4 Aralık 2017 Pazartesi

"HAKİKİ TABLO" - Kemalist Öğretmen: MİNE BÜLBÜL

HAKİKİ TABLO
Hukuk tahsilli, Gazeteci Emil Ludwig Türkiye ile sıkı ilişkiler içinde bulunmuş! I.Dünya savaşı sıraları olmak üzere bir kaç kere Türkiye'ye, özellikle de 30 Aralık 1929'da Kemal Atatürk'ü görmeye gelmiştir. Gazeteci özelliği olarak  iyi bir bibliyograf oluşu ve bence bir de fazlası ile! Bu fazlayı sona bırakmak daha uygun olur düşüncesindeyim! Gazeteci olması nedeniyle, yaşadığı dönemin liderleri ile tarihe geçmiş şahsiyetlerin edebi türden mükemmel biyografileri ile değer üreten, yaptığı röportajlarla dönemin önemli liderlerinin tanıtımına imza atan Emil Ludwig'in söz konusu  dönem liderlerinden  Mussolini ve Stalin ile yaptığı tarihsel röportajlar ile de büyük  kütüphanelerin önemli belgeleri arasında yerini korumaktadır. Mussolini ve Stalin'in ortak sonları da dikkate değer ayrı bir konu! Bu küçük giriş tanıtımından sonra tekrar Emil Ludwig'in hayatı ve eserlerine genişçe değinmek üzere diyelim ve bu konuya değinme gereği duyuran ilk güdüyü üreten dolayısıyla dikkatimi çeken 'Tarih Dünyası' adlı dergide Emil Ludwig ile yapılan roportaja geçelim. Okuduğum anda çok beğendiğim, ne güzel betimlenip, somutlaştırılmış dediğim güzel ifadeler!  Karşılaştığım anda, paylaşmayı çok istedim, çünkü Atatürk'ümüzün ölümüyle devreye giren tek akıl ciddi bir şekilde olanı biteni anlamamızı zorlaştıracak şekilde bilim ve kültür dünyasını baskılamış, neredeyse yok etmiştir!  Bu bilgilere dolaylı kaynaklardan ulaşmak, zorluklar yanında gerçeğinde göreceli hale gelmesini adeta zorunlu kılıyor ve bilgi ne yazık ki, bulanıyor! Doğaldır ki, ben de sınırımız dışı sitelerin kalitesinde, sistematik ve ciddi çalışmalar ile zenginleşmiş siteler, bağlantılar, köprüler ve dijital de olsa belgeler bulmak, okumak,  zenginleşmek isterdim. Ne yazık ki, kör karanlıkta iğneyle kuyu kazıyoruz ! Bu belki de kişisel körlüğümüzden de kaynaklanıyor olabilir.Böyle olma olasılığı da vardır. Bilemiyorum açık kapı bırakıp göremediğimiz yetersizliklerimizi yansıtıp, KEMAL'e ermeyi zorlaştırmayalım kolayca yapanlar, mutlaka vardır! Fakat bizim KEMALİST işler epeyce zor ilerliyor. Bir türlü kurulamıyoruz! Özlemle tamamlanmayı bekliyorum!

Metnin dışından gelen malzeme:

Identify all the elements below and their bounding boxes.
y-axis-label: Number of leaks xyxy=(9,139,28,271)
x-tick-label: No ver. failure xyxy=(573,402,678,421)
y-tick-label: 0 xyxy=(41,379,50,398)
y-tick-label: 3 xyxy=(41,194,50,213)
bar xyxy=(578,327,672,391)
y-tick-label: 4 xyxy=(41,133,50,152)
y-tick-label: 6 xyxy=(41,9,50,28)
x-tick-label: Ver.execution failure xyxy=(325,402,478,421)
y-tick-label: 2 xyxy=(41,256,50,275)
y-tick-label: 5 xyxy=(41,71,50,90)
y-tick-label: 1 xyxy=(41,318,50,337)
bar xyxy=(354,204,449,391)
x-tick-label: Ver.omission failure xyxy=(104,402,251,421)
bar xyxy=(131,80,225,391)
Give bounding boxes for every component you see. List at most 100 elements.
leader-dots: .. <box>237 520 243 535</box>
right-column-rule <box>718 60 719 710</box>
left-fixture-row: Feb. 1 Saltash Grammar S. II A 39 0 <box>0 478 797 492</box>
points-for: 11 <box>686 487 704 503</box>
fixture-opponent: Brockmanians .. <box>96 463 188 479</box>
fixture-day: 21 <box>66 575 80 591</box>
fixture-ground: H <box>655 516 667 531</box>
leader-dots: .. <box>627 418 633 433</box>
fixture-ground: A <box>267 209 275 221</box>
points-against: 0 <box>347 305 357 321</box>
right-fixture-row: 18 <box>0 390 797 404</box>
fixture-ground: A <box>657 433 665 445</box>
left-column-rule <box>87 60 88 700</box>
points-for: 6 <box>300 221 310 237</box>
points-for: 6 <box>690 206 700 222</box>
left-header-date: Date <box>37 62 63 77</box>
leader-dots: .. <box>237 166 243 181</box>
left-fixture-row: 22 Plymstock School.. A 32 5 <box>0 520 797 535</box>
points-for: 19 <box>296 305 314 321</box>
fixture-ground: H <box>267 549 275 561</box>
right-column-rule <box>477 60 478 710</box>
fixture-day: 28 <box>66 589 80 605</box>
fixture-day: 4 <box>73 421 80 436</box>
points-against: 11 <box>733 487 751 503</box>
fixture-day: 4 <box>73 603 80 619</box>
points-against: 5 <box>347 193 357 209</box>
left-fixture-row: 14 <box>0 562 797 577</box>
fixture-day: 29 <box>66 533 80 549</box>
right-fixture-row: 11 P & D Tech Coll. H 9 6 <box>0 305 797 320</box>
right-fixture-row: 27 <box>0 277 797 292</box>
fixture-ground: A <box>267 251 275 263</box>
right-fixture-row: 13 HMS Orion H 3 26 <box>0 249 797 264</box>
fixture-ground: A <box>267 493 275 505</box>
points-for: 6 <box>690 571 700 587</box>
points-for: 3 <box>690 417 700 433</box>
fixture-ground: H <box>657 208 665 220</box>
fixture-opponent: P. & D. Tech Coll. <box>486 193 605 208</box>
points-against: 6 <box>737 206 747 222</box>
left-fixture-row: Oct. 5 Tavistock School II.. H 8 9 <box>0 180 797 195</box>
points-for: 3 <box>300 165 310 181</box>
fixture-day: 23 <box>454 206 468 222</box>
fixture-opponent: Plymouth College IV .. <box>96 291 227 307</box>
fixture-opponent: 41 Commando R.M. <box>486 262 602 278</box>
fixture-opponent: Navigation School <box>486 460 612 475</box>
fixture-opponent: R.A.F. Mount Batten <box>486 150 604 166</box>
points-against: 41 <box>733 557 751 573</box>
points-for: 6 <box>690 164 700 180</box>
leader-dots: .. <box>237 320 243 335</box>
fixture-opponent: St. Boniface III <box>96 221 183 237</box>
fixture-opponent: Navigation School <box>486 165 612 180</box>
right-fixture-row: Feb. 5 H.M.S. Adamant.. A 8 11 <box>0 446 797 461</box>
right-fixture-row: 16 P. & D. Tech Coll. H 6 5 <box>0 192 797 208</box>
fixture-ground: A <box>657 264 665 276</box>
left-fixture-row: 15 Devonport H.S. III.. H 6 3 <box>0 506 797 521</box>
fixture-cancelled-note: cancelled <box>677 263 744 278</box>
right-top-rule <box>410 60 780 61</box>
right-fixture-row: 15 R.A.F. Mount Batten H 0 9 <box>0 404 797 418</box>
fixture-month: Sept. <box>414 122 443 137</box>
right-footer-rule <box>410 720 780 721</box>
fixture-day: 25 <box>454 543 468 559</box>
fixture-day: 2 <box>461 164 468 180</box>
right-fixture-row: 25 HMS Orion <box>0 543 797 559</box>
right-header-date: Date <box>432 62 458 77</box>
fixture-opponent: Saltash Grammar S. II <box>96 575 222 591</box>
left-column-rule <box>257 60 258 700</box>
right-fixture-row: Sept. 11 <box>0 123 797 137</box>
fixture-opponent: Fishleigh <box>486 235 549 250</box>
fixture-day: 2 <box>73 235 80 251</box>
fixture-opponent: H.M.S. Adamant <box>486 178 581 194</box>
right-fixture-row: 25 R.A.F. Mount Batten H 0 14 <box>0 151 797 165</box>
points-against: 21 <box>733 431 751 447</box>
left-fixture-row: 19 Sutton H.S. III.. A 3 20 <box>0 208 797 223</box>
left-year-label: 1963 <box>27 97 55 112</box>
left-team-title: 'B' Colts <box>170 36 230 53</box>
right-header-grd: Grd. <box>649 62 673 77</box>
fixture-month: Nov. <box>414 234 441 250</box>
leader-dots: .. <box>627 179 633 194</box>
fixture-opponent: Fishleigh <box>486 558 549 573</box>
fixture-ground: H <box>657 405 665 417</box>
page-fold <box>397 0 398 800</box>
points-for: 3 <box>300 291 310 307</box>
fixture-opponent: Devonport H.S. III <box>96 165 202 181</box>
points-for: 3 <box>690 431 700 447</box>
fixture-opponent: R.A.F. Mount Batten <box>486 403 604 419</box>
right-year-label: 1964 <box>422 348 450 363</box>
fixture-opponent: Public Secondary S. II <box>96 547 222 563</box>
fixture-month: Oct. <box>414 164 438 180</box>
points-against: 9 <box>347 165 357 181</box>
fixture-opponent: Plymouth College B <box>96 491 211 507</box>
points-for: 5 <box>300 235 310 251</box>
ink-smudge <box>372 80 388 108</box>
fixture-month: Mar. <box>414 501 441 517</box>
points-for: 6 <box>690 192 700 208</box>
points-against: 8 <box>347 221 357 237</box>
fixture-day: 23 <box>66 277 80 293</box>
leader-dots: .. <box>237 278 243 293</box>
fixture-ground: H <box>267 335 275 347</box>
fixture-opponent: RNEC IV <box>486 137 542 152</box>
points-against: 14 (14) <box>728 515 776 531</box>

Atatürk'ün ağzından çıkan orijinal metinlere ulaşmak bile belli bir çabayı ve zorluğu peşinde getiriyor ve her tercümanın kafasındaki ATATÜRK kendi penceresinden gördüğü kadar. Hal böyle olunca kimsenin ATATÜRK'ü kimsenin ki ne benzemiyor! Bu da yetmez gibi kimse kimsenin Atatürk'ünü  beğenmiyor!Bu beğenmemeye ben deniz de dahil! Ve en çok şikayetim bir takım gruplar ve partiler hatta particikler Atatürk ile ilgili belgelerin aslını ellerinde tutup kendilerine imtiyazlar ve özel haklar devşirmeyi de KEMALİZM olarak yansıtıyorlar. Aslın paylaşılmadığı bir sürü tercüme ortalıkta dolanıyor ve korkunç bir siyasi rant çevriliyor. Oysa yiğit olan er meydanına açıkça çıkar! buradan anlıyorum ki; mevzu Vatan değil mevzu politik rant ve altında dönen dolap! Atatürk'ümzün 'HAKİKİ TABLO'sunu her eylemleri ve demeçleri ile 'alacalı kargaya' çevirerek! Esefle kınıyorum!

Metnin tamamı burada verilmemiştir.